Las Vegas Sun

April 19, 2024

Wynn raps fed panel’s report

(c) Copyright 1999 Las Vegas Sun

The country's most widely known casino operator Wednesday called a just-completed federal gambling study a "giant waste of time and money."

Mirage Resorts Chairman Steve Wynn said the National Gambling Impact Study Commission, which will make public its report June 18, has concluded what everyone already knows -- legalized gambling brings tremendous economic benefits to a community.

"A lot of people whose time is valuable and whose personal resources could have been dedicated to more productive use had to stop what they were doing and sit through this foolishness," Wynn said in an interview with the Sun.

Wynn, whose company operates five casinos in Southern Nevada and one in Mississippi, opened the $1.6 billion Bellagio megaresort on the Las Vegas Strip last October in the middle of the two-year federal study.

In the past several years, Wynn and the casino industry have beefed up political contributions and intensified lobbying efforts on Capitol Hill to deal with the study commission and other threats to the industry. Wynn co-founded the American Gaming Association (AGA) in 1995, as the industry's critics were drumming up support in Congress for legislation creating the nine-member federal commission.

Wynn said the panel, which was given $5 million by Congress to examine gambling in the United States, will end up becoming a "public relations trip" for the casino industry -- a prediction he said he made before the study formally was launched in the summer of 1997.

"The results of the report will give people in various jurisdictions in favor of using gambling to raise (revenues) the ability to debate successfully the anti-gaming people who are used to throwing numbers around," he said.

But one high-profile gaming critic, the Rev. Tom Grey, of the National Coalition Against Legalized Gambling, said next week's report will be used as ammunition for his assaults on the industry in Congress and statehouses across the country.

"When he starts feeling the ammunition from that report whizzing around his operation, then he can remember his quotes," Grey said of Wynn's reaction to the commission's work.

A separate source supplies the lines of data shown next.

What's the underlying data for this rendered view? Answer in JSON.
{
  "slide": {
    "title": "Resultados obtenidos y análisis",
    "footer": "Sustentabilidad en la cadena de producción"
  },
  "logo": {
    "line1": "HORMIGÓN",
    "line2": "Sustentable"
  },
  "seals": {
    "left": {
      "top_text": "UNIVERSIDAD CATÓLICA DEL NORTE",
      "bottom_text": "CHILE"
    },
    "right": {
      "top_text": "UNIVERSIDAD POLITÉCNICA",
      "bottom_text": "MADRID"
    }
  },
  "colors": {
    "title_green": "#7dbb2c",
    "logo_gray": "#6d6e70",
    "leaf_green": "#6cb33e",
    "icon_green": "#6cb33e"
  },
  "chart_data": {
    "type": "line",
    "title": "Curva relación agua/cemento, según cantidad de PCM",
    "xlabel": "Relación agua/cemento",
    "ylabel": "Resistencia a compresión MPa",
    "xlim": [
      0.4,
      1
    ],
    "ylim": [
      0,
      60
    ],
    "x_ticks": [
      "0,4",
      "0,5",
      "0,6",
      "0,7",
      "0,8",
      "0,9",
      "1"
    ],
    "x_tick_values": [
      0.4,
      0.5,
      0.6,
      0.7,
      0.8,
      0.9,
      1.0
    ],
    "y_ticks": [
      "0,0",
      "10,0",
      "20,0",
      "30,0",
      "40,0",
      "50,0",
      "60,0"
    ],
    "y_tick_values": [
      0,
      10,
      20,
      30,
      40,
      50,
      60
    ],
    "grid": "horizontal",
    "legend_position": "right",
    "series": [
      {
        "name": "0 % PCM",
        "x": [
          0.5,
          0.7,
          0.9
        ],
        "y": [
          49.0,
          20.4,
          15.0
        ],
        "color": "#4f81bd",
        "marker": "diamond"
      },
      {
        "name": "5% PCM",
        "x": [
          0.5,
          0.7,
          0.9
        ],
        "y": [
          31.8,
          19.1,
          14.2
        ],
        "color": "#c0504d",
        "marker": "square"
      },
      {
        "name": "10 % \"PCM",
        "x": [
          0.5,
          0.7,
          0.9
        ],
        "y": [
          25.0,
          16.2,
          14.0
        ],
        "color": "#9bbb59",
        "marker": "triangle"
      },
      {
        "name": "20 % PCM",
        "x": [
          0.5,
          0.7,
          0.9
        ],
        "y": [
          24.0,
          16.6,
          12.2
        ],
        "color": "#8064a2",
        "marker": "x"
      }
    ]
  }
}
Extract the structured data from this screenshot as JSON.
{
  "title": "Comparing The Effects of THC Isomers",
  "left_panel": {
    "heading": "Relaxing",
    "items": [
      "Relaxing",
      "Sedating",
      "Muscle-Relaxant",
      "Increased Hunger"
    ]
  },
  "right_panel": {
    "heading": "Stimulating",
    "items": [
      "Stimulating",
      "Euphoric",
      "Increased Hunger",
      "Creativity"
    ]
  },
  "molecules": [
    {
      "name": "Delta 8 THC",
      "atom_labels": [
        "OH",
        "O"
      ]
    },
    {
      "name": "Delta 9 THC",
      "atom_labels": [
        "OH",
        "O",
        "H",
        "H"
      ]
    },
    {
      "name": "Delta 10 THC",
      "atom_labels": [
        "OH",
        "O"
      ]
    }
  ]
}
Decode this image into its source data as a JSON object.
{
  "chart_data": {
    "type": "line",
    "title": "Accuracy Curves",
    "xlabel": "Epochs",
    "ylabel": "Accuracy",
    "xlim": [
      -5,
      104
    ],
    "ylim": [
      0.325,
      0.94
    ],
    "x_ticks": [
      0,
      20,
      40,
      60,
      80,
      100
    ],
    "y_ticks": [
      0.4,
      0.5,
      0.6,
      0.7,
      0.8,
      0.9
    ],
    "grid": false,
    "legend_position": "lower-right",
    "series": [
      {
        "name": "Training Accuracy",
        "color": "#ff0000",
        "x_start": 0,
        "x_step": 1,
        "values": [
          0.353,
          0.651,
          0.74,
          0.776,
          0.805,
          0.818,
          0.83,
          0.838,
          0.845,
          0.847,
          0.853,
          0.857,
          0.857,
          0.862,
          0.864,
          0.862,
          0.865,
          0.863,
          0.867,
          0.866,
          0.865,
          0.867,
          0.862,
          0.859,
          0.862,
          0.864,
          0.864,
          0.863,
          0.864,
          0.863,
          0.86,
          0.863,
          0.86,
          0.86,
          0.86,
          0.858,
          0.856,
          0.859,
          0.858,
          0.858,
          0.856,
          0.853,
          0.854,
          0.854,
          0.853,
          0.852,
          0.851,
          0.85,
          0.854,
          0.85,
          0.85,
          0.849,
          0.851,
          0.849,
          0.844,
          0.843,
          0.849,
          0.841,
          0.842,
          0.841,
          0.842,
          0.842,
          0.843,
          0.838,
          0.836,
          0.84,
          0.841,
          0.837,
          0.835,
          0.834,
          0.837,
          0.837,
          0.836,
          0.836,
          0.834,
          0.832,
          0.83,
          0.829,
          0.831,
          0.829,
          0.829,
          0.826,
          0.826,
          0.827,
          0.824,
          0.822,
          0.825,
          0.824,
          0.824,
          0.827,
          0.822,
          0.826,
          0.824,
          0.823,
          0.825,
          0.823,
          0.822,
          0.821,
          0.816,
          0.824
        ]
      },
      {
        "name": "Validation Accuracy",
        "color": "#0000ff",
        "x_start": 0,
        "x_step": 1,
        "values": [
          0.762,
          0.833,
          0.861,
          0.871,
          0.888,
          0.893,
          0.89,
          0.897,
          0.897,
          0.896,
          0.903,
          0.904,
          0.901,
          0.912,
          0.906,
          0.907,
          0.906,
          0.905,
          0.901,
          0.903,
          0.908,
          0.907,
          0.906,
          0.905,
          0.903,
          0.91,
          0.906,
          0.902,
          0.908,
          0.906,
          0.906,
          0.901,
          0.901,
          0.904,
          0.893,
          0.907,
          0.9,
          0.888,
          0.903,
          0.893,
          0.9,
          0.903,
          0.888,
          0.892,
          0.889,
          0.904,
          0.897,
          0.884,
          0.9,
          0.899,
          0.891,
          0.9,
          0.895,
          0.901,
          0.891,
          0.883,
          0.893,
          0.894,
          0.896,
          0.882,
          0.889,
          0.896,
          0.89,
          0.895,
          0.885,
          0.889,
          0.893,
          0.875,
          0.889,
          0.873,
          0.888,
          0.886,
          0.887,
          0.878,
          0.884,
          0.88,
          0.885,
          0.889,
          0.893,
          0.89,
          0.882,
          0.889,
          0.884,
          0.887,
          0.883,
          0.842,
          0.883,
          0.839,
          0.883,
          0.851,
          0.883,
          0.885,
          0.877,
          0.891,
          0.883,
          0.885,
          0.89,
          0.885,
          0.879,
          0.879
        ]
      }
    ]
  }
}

Grey, an Illinois methodist minister, said casino industry leaders are going to slap themselves for playing a "foolish hand" the past two years while fighting the federal commission's efforts.

"They've drawn attention to their money and muscle, and they've got nothing to show for it but a study that will be used against them," he said. "If I were them, I'd be puckering up about what's happened here."

But Wynn, who last month contributed $250,000 to House Democrats looking to regain control of the House in 2000, said the anti-gaming forces, supported by the likes of conservative Rep. Frank Wolf, R-Va., have been "immeasurably diminished" over the last several years and haven't been taken seriously by the American public.

Wynn said Wolf, one of the architects of the federal gambling commission, won't find support in the House to pass whatever anti-gambling legislation he might be considering in the aftermath of the panel's report.

"Americans in general don't like being told what's right and wrong for them, and this whole anti-gaming thing is about that," Wynn said. "It's overreaching."

Wynn added the public is "strongly committed" to regulating its own leisure time.

Earlier this week, AGA President Frank Fahrenkopf told a group of gaming lawyers in Las Vegas that his organization will unveil a nationwide poll soon showing 83 percent of Americans approve of gambling as a form of entertainment.

Fahrenkopf also said the federal commission's report will "confirm the important and dramatic economic benefits of gaming" and show that the industry is part of the country's "mainstream culture."

Much of the language lauding the economic benefits was inserted into the report at the commission's final meeting in San Francisco last week at the insistence of commissioners aligned with the industry.

The commission's report also will contain recommendations that give the industry cause for concern.

It will suggest that communities across the country take a pause before expanding gambling.

And it will recommend a heightened awareness of problem gambling, a betting ban on college athletics and tight restrictions on political contributions in state and local races.

Wynn said he's not worried about a possible moratorium because his Nevada-based company already has locked up the land it needs to expand its operations.

And he predicted Nevada never will enact laws prohibiting the casino industry from participating in the political process.

The industry is regarded as the biggest political player here with Wynn being its star cleanup hitter.

This past legislative session, Wynn, who has put together his own political machine at Mirage Resorts, won as much as an $18 million tax break for his Bellagio art exhibit.